SANAA (YEMEN): Koalisi pimpinan Saudi yang memerangi pemberontak di Yaman menghentikan perang udaranya pada hari Senin untuk memungkinkan pengiriman bantuan yang sangat dibutuhkan, meskipun bentrokan terjadi di beberapa daerah meskipun PBB menyerukan gencatan senjata.
Pemberontak Syiah Huthi, yang menguasai sebagian wilayah Yaman termasuk ibu kota Sanaa, mengatakan mereka belum diajak berkonsultasi mengenai gencatan senjata sepihak koalisi yang dimulai pada tengah malam (Minggu 21.00 GMT).
Koalisi regional Arab, yang telah melancarkan serangan udara selama empat bulan untuk mendukung Presiden terguling Abedrabbo Mansour Hadi, mengumumkan gencatan senjata selama lima hari untuk memungkinkan pasokan darurat mengalir ke negara miskin tersebut.

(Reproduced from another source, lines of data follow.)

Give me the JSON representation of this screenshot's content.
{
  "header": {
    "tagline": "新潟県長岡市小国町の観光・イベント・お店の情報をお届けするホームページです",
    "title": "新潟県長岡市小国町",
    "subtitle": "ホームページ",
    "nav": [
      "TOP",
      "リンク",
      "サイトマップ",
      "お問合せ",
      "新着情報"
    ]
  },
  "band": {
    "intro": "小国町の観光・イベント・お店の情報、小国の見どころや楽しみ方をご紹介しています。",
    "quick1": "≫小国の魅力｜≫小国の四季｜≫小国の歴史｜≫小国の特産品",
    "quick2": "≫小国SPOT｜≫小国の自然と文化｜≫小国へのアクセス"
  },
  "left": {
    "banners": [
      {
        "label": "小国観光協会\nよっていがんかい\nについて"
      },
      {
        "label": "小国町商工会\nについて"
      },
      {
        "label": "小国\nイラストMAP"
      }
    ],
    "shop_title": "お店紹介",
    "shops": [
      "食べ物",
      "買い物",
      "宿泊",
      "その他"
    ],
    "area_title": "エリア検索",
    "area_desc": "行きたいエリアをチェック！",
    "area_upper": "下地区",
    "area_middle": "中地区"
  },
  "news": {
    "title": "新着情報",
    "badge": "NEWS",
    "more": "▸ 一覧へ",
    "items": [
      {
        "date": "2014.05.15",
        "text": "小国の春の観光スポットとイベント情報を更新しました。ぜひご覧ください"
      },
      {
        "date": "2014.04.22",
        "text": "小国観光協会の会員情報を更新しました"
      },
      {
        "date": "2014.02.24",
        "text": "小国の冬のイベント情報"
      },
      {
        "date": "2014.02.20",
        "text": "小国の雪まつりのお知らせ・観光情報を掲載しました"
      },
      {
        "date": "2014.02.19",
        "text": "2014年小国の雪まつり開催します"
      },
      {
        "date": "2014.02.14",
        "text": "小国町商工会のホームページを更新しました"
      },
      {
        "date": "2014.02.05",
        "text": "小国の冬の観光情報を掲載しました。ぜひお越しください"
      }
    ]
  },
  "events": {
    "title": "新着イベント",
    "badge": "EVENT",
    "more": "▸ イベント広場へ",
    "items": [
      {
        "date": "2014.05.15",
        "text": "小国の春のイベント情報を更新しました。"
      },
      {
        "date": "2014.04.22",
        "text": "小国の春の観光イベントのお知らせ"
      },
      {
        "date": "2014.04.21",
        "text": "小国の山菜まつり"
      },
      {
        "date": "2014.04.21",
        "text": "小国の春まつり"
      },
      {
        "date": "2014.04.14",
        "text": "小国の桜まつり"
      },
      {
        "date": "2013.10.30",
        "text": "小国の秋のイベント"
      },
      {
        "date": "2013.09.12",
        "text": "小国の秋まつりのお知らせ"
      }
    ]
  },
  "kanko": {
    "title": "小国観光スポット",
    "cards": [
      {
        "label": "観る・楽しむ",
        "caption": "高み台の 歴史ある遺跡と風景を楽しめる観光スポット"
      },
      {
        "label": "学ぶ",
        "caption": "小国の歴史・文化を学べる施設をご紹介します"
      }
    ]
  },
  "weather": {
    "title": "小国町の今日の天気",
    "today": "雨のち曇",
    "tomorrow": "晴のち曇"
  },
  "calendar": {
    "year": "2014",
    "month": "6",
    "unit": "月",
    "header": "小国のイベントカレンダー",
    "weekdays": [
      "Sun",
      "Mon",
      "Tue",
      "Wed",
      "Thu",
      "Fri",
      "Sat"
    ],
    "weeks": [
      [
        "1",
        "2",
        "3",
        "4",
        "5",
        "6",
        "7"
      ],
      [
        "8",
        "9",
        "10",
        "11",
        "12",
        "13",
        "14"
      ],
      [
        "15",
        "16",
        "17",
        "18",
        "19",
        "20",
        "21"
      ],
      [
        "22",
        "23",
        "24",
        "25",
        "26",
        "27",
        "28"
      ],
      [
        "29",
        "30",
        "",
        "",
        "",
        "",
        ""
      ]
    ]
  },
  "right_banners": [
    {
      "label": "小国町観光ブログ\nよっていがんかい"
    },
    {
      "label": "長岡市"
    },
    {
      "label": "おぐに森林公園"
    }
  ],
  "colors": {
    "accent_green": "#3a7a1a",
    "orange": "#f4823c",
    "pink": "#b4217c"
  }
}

Mereka mempunyai hak untuk menanggapi “aktivitas atau gerakan militer”, tetapi tidak ada laporan mengenai serangan udara baru hingga fajar meskipun ada beberapa serangan baru yang dilakukan pemberontak.
Kelompok Houthi mengebom daerah-daerah di provinsi selatan Taez, Lahj dan Dhaleh semalaman, menurut saksi mata dan sumber militer.
Tank-tank pemberontak menembaki daerah pemukiman di Jebel Sabr di Taez, kata saksi mata, sehingga memicu bentrokan dengan pasukan loyalis. Sumber militer mengatakan 11 pemberontak, lima warga sipil dan empat loyalis tewas.
Di Marib sebelah timur Sanaa, pemberontak melancarkan serangan terhadap posisi loyalis, kata warga.
Bentrokan juga terjadi di luar kota pelabuhan selatan Aden, tempat pejuang pro-pemerintah pekan lalu menggulingkan pemberontak setelah empat bulan pertempuran sengit.
Para loyalis merebut Mujassam, sebuah daerah di pinggiran utara kota, serta beberapa peternakan di dekat distrik Bir Ahmed, kata sumber militer.
Tiga roket yang diduga ditembakkan oleh pemberontak menyerang dekat bandara Aden pada Senin sore, yang dibuka kembali untuk bantuan pekan lalu setelah direbut kembali oleh loyalis, kata sumber militer lainnya.
Pasukan loyalis diperkuat dengan senjata baru dan kendaraan lapis baja yang dipasok oleh koalisi.
Pasukan yang dilatih dan dipersenjatai oleh koalisi tampaknya telah menyebabkan pergeseran ke arah kekuatan pro-Hadi.
Gencatan senjata ‘tidak cukup lama’
Sekjen PBB Ban Ki-moon sebelumnya mengajukan permohonan kepada semua pihak untuk “menyetujui dan mempertahankan jeda kemanusiaan demi seluruh rakyat Yaman”.
Namun Mohammed Ali al-Huthi, yang menyebut dirinya sebagai “presiden Komite Tinggi Revolusi”, sebuah badan yang dibentuk oleh militan Huthi, mengatakan kelompoknya belum diajak berkonsultasi oleh PBB mengenai gencatan senjata.
Oleh karena itu, kelompok tersebut tidak dapat memberikan jawaban “negatif atau positif” mengenai gencatan senjata tersebut, katanya.
Palang Merah meminta semua pihak untuk menghormati gencatan senjata tersebut, dan mendesak gencatan senjata yang lebih lama.
“Kami ingin melihat gencatan senjata yang lebih lama dan stabil, yang dihormati semua pihak untuk memungkinkan lembaga-lembaga kemanusiaan menjangkau semua wilayah yang terkena dampak,” kata juru bicara Palang Merah di Sanaa, Adnan Hizam.
“Lima hari tidak cukup untuk memenuhi kebutuhan kemanusiaan,” katanya kepada AFP.
PBB mengatakan konflik tersebut telah menewaskan lebih dari 3.640 orang, sekitar setengahnya adalah warga sipil, sejak akhir Maret.
Gencatan senjata enam hari yang diumumkan PBB gagal diterapkan awal bulan ini setelah diabaikan oleh koalisi dan pemberontak.
Namun, pasokan bantuan mulai mengalir ke Aden setelah para pejuang loyalis mengamankan kota tersebut, yang merupakan tempat perlindungan terakhir Hadi sebelum melarikan diri ke Arab Saudi pada bulan Maret.
Beberapa kapal telah berlabuh di Aden sejak Selasa lalu dengan ribuan ton pasokan bantuan yang dikirim oleh Program Pangan Dunia PBB dan negara-negara Teluk.
Namun pendistribusian bantuan, terutama ke luar kota, merupakan tantangan besar.